А текст и вправду выходит сам собой. Потому что, когда я слышу, как моя соседка за дверью уходит утром на работу, я уже нахожусь на пятнадцатой странице, когда же я совершаю полдневный перерыв, чтобы съездить к Холли, у меня готово уже почти тридцать страниц того, что мне лично представляется шедевром. «Ну почему, — думаю я, — голливудские сценаристы не прибегают к коке для стимуляции творческого процесса?» И, водружая на полку в шкафу испачканную кокаином фотографию в рамке — с той целью, чтобы ее в мое отсутствие не достали кошки — я понимаю, что, возможно, именно этим они все и занимаются.

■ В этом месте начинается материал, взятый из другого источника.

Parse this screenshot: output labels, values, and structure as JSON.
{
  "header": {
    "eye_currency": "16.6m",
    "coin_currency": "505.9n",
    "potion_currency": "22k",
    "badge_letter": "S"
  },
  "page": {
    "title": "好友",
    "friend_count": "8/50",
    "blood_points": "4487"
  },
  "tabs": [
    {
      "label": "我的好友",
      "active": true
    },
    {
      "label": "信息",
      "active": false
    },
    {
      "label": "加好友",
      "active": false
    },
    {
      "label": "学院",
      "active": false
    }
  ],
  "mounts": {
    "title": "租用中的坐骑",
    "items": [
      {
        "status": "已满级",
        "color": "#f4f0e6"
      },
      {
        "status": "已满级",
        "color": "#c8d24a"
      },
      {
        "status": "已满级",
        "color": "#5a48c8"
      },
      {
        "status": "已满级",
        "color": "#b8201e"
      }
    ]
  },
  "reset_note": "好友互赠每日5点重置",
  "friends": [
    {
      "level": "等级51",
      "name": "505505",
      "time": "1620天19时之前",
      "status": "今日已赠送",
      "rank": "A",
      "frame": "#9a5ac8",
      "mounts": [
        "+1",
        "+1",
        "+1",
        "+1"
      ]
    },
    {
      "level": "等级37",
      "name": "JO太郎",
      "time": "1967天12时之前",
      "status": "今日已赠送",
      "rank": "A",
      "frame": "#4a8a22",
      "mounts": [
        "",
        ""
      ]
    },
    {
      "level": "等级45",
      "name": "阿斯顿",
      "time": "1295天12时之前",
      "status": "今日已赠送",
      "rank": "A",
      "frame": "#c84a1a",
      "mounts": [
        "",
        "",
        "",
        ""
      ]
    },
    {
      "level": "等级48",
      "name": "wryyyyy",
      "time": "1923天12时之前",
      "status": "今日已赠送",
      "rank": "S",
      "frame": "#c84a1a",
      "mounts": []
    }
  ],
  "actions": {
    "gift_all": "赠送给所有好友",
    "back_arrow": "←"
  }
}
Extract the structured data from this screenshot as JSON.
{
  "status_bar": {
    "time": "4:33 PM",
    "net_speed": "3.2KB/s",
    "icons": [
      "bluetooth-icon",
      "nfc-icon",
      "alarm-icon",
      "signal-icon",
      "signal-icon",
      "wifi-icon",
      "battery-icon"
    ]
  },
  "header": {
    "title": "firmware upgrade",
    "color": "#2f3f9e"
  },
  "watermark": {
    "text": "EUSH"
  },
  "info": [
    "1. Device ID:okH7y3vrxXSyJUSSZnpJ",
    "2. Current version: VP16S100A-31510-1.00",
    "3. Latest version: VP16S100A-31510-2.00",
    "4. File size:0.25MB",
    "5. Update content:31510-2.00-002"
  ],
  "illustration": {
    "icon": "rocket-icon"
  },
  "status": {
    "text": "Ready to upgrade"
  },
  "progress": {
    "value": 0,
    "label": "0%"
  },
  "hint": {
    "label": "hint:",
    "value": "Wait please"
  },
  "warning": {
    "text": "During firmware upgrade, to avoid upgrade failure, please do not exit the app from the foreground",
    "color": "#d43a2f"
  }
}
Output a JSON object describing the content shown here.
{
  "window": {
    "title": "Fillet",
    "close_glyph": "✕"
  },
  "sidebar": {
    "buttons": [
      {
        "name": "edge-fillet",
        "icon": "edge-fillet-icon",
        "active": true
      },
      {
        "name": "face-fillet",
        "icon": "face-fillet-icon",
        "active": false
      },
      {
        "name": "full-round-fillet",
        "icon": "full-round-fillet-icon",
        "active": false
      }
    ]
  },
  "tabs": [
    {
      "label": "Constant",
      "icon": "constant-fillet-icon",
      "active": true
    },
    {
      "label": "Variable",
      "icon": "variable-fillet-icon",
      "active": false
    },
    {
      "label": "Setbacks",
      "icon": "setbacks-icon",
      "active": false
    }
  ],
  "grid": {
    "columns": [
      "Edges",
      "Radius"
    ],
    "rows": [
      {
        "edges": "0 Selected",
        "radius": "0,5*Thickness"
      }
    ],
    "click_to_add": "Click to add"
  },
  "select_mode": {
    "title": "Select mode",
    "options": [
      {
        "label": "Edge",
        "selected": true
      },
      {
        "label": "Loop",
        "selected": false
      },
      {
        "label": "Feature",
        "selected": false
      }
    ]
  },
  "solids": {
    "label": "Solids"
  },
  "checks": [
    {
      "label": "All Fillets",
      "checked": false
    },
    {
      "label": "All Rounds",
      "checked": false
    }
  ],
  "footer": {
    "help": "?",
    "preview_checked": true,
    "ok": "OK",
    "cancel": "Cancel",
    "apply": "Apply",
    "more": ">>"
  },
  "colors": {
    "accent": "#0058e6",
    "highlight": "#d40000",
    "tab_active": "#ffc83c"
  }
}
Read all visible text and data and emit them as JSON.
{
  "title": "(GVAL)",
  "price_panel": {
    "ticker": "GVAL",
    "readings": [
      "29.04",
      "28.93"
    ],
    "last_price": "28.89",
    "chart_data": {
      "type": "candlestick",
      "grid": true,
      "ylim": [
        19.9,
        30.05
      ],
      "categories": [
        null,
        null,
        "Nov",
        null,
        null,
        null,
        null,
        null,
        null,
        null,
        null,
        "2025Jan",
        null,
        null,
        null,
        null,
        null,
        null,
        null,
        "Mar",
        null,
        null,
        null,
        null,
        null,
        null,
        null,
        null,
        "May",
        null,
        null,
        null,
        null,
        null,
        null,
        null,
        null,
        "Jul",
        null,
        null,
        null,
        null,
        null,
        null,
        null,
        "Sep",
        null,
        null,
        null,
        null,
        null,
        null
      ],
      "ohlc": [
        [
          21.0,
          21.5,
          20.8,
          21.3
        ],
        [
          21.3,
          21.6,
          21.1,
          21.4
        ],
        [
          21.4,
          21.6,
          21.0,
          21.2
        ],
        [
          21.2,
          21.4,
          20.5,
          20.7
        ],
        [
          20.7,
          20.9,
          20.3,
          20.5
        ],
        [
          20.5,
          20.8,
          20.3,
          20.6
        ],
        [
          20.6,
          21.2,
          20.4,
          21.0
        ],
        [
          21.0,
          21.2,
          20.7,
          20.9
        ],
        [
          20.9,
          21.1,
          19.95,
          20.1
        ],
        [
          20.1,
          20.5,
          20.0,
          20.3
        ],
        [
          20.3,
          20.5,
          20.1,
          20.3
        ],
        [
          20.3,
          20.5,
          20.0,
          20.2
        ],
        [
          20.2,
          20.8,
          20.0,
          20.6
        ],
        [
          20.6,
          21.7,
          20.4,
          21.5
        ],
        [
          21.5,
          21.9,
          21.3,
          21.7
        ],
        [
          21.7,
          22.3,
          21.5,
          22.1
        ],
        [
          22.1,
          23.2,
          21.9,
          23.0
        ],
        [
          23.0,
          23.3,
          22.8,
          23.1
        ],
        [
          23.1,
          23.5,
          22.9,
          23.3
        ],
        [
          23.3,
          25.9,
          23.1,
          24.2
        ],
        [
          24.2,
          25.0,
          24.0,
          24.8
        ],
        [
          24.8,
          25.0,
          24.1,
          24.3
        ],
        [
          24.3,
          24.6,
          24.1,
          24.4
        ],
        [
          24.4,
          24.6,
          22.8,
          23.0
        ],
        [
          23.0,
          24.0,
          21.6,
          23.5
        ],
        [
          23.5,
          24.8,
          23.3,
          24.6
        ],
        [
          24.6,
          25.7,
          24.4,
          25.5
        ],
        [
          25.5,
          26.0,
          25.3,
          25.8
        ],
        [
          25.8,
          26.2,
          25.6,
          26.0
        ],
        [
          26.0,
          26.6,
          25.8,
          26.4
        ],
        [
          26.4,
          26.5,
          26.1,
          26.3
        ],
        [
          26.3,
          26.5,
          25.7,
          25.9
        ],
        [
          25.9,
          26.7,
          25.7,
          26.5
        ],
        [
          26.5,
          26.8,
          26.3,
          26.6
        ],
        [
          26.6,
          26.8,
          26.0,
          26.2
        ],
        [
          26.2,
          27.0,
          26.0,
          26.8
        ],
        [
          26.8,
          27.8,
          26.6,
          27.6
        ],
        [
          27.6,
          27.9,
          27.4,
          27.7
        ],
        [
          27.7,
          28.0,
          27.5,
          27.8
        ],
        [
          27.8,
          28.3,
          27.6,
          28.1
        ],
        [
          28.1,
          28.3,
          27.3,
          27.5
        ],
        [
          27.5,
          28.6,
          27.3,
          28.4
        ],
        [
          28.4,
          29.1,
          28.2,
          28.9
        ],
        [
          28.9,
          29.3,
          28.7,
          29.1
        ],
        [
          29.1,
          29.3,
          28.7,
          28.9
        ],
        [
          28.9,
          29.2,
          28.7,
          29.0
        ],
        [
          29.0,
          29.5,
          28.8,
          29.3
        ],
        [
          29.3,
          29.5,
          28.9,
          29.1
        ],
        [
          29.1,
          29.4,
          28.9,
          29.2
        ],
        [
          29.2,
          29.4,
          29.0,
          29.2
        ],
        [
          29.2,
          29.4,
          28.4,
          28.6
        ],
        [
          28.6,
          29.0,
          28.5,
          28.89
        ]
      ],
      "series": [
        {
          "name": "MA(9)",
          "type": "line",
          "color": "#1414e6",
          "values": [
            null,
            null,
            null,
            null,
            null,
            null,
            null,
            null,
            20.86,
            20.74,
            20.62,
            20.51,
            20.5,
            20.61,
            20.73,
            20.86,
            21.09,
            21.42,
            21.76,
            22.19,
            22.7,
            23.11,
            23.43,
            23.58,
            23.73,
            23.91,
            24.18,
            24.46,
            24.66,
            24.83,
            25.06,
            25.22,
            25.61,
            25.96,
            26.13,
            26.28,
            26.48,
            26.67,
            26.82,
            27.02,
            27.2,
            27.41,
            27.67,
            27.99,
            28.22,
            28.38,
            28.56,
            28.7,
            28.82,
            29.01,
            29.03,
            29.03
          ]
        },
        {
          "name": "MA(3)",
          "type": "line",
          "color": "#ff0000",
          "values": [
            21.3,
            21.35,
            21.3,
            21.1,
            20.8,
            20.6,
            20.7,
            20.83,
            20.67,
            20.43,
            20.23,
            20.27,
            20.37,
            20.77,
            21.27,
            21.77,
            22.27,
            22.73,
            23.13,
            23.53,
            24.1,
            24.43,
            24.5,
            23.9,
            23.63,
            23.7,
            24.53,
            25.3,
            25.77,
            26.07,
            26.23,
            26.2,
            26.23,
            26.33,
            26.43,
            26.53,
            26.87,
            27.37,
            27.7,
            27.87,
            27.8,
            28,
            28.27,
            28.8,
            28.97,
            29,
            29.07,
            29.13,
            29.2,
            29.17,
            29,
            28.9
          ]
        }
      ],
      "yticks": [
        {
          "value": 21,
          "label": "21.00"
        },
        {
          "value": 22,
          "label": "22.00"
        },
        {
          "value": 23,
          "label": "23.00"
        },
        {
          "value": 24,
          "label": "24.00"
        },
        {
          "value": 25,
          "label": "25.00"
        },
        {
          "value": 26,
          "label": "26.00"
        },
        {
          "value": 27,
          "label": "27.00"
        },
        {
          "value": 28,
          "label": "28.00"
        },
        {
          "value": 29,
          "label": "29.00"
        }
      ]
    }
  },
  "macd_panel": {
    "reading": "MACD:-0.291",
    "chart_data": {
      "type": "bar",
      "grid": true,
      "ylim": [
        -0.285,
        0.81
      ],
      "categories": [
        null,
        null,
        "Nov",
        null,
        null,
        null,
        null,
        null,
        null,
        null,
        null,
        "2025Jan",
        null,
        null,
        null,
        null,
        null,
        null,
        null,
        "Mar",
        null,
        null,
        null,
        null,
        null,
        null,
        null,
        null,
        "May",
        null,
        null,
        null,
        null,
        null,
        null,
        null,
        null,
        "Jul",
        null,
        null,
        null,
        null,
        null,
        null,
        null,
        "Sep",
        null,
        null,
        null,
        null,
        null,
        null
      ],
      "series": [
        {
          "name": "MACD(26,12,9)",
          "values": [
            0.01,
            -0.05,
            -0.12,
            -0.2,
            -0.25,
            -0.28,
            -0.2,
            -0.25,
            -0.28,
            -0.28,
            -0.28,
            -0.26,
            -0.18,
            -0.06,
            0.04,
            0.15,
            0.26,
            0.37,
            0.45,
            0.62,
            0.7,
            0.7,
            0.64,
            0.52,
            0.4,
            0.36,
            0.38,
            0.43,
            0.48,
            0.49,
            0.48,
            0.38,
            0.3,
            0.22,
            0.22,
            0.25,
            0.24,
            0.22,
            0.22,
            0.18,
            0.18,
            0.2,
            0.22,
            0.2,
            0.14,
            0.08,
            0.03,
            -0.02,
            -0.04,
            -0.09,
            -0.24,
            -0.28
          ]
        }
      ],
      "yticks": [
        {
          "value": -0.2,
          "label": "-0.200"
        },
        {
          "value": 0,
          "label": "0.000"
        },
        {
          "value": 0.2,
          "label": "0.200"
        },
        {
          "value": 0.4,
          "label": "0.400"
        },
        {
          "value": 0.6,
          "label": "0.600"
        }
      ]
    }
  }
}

Выгуляв Тигра и снова заперев его в клетке, я понимаю, что не только напишу сценарий за месяц, но и выкрашу этот треклятый шкаф. Вернувшись домой, я достаю краску и кисть и начинаю смелыми мазками преображать дверцы. Слишком поздно я понимаю, что, наверное, мне следовало перед этим делом снять одежду, и еще вспоминаю, что обычно шкафы оклеивают липкой лентой, чтобы получались ровные прямые мазки. Да и черт с ним. Сняв с себя практически всю одежду и побросав ее в кучу на пол, я понимаю, что покраска — довольно приятное занятие: это же здорово, обмакивать в эту жижу кисть и потом с ее помощью изменять внешний облик дверок шкафа. К тому же я всегда любила запах краски.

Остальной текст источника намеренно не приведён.